Sarkozy cherche à parler aux marchés sans décevoir ses électeurs edit
Une taxe sur le vice, une autre sur la santé, une troisième sur les ultra-riches, un coup de rabot sur les niches et une mini contraction de la dépense publique : telle est la recette trouvée par Nicolas Sarkozy pour rassurer Angela Merkel, calmer les marchés et préparer les prochaines élections. Si le détail des mesures évoque un inventaire à la Prévert, il reste à expliquer comment on atteint ou pas les objectifs assignés à ce plan de consolidation budgétaire et surtout comment on satisfait ou non le peuple des marchés et le peuple français.
Préparer un budget crédible supposait d’abord d’abandonner les hypothèses de croissance irréalistes (2,5% avant révisions) sur lesquels avait été bâtie la trajectoire de réduction des déficits publics : 5,7 % en 2011, 4,6% en 2012, 3% en 2013. Or cette maîtrise des déficits est devenue avec le temps un principe cardinal, le gage irremplaçable de la rigueur budgétaire offert aux marchés. On peut trouver la révision insuffisante, notamment après les épisodes de l’été où à nouveau le risque récessioniste a été évoqué. Mais on doit rappeler qu’avant l’été, le gouvernement soutenait contre l’évidence du consensus des économistes, contre l’avis de nombre de députés de la majorité et malgré les doutes émis par la Commission Européenne que ses hypothèses de croissance étaient réalistes et que l’ajustement fiscal à réaliser serait minime.
S’agissant à présent de l’ampleur de l’ajustement fiscal prévu pour tenir compte du ralentissement économique (11 milliards de recettes nouvelles), on peut s’étonner qu’il ne concerne que 2012 et que rien n’ait été fait pour crédibiliser la démarche de l’État au delà de cette date. Cela peut surprendre d’autant plus que la Cour des Comptes l’a réclamé sans succès depuis longtemps et qu’un événement nouveau est intervenu cet été : la contagion à la France de la crise des dettes souveraines des pays périphériques de la zone euro. Le gouvernement peut considérer que le compromis du 21 juillet suffira à calmer les marchés, on sait déjà qu’il n’en sera rien.
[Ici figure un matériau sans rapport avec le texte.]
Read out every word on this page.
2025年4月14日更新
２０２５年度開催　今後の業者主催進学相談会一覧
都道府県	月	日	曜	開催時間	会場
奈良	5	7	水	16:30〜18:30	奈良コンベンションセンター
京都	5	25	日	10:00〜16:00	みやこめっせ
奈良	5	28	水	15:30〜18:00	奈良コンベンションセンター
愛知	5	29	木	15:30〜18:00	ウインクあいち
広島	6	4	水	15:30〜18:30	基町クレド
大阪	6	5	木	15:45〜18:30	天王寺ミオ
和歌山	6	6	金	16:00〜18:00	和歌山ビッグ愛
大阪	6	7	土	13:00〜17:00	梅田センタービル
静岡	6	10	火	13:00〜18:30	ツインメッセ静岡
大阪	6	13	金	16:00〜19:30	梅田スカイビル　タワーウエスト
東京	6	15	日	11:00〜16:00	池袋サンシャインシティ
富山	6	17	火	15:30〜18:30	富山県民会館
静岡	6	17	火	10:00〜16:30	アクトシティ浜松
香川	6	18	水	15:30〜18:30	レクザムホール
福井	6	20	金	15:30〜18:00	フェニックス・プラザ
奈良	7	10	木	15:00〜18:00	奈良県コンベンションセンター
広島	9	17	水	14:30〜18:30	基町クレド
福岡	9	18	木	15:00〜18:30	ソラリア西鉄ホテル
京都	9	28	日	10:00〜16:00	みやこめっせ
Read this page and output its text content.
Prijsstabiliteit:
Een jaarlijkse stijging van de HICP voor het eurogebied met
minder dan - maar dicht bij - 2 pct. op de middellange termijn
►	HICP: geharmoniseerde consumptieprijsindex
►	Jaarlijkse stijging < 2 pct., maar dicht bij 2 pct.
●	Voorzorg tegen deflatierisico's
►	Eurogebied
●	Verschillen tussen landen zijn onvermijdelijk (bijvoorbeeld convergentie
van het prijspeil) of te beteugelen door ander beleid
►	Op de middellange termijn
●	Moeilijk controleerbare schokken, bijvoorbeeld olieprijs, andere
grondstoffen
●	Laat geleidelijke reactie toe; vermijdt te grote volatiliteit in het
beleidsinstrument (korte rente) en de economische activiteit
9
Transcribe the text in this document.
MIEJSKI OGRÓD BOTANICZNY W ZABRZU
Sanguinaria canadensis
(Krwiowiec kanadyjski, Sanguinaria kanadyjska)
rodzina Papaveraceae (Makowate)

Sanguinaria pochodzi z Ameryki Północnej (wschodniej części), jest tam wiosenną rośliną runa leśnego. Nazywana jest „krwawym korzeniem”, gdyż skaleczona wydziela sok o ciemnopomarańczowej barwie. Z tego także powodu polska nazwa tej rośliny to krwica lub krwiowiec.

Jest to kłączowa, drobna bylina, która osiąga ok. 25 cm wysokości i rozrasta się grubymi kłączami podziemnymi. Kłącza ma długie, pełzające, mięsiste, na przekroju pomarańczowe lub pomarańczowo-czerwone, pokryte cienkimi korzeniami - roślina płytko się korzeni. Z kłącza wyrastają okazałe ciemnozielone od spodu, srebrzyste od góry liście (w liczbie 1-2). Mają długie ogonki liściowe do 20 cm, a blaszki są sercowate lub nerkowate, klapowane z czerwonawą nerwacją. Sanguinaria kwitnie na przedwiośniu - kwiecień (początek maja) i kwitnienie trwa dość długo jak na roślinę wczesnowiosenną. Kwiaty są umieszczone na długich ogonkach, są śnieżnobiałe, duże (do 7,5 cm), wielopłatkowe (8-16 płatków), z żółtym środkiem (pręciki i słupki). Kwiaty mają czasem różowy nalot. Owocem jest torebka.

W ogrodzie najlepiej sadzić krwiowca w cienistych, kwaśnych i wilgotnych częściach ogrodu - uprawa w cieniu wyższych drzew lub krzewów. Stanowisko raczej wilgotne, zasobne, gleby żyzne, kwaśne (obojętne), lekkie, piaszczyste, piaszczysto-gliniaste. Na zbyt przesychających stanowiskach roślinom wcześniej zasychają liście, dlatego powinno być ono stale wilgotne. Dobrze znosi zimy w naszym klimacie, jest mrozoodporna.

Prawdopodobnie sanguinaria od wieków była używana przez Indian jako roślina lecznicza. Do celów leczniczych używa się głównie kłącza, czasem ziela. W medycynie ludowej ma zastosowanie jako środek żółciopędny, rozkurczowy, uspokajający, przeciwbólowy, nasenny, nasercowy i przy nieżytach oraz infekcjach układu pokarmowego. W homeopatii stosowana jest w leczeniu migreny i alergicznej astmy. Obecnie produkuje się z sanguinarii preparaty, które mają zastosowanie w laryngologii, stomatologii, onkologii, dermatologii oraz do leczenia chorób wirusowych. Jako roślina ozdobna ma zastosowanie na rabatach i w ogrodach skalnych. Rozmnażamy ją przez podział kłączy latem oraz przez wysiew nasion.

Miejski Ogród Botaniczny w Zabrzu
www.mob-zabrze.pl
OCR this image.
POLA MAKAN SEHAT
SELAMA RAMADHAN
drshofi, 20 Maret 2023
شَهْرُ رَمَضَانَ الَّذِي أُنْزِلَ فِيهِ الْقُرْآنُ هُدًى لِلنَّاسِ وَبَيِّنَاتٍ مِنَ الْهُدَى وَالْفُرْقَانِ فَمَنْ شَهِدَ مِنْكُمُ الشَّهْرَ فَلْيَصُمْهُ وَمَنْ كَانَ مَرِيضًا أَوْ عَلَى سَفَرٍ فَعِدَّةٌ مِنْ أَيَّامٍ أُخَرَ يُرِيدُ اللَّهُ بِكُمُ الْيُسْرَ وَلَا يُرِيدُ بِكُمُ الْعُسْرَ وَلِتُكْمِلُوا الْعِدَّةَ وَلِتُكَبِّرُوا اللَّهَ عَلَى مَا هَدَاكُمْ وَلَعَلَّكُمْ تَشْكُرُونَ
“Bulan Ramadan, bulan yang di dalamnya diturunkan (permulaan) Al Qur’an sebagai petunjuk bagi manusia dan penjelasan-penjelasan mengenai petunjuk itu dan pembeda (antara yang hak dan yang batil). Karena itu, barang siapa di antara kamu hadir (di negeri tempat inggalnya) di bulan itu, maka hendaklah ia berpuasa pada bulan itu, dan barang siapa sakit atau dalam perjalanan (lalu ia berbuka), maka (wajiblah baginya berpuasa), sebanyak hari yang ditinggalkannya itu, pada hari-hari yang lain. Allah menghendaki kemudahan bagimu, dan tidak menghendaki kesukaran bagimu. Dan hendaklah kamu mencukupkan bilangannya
En fait les enjeux de politiques publiques ne constituent qu’une partie du problème que le gouvernement entend traiter. La feuille de route assignée aux ministres des Finances et du Budget était simple, faire le nécessaire pour tenir jusqu’aux élections. La révision des perspectives de croissance et l’accroissement des recettes étaient nécessaires mais il fallait caler les objectifs sur mai 2012 et pas au-delà. La théâtralisation de la « règle d’or » avait une double vertu : manifester une adhésion verbale à la culture de la stabilité et semer la zizanie au PS. Là aussi l’opération peut réussir tant la gauche a du mal à gérer sa rhétorique socialiste d’opposition et son esprit de responsabilité au pouvoir, mais en faisant adopter une fausse règle d’or par les deux chambres et en ne faisant jusqu’ici aucune ouverture réelle aux socialistes le président a partiellement manqué son coup.
Une fois la feuille de route définie, les règles du jeu posées, il fallait remplir les cases et trouver les 11 milliards nécessaires en jouant sur les dépenses à comprimer et les recettes à trouver.
Remettre en cause des dépenses votées, même sous forme d’un échenillage budgétaire classique fut rapidement écarté, restait donc à trouver des recettes nouvelles.
Là aussi les multiples rapports de l’Inspection des finances et de la Cour des comptes sur les niches, la volonté de donner des gages éventuels à l’opposition pour favoriser l’adoption de la règle d’or par le Congrès, auraient pu conduite à remettre en cause les niches heures supplémentaires défiscalisées : TVA réduite sur la restauration, TOM-DOM, Copé, etc. S’avisant que derrière chaque niche, il y avait un groupe organisé et/ou une clientèle électorale, le gouvernement décida de ne pas décider et choisit vaillamment la politique du coup de rabot indifférencié sur un sous-ensemble de niches.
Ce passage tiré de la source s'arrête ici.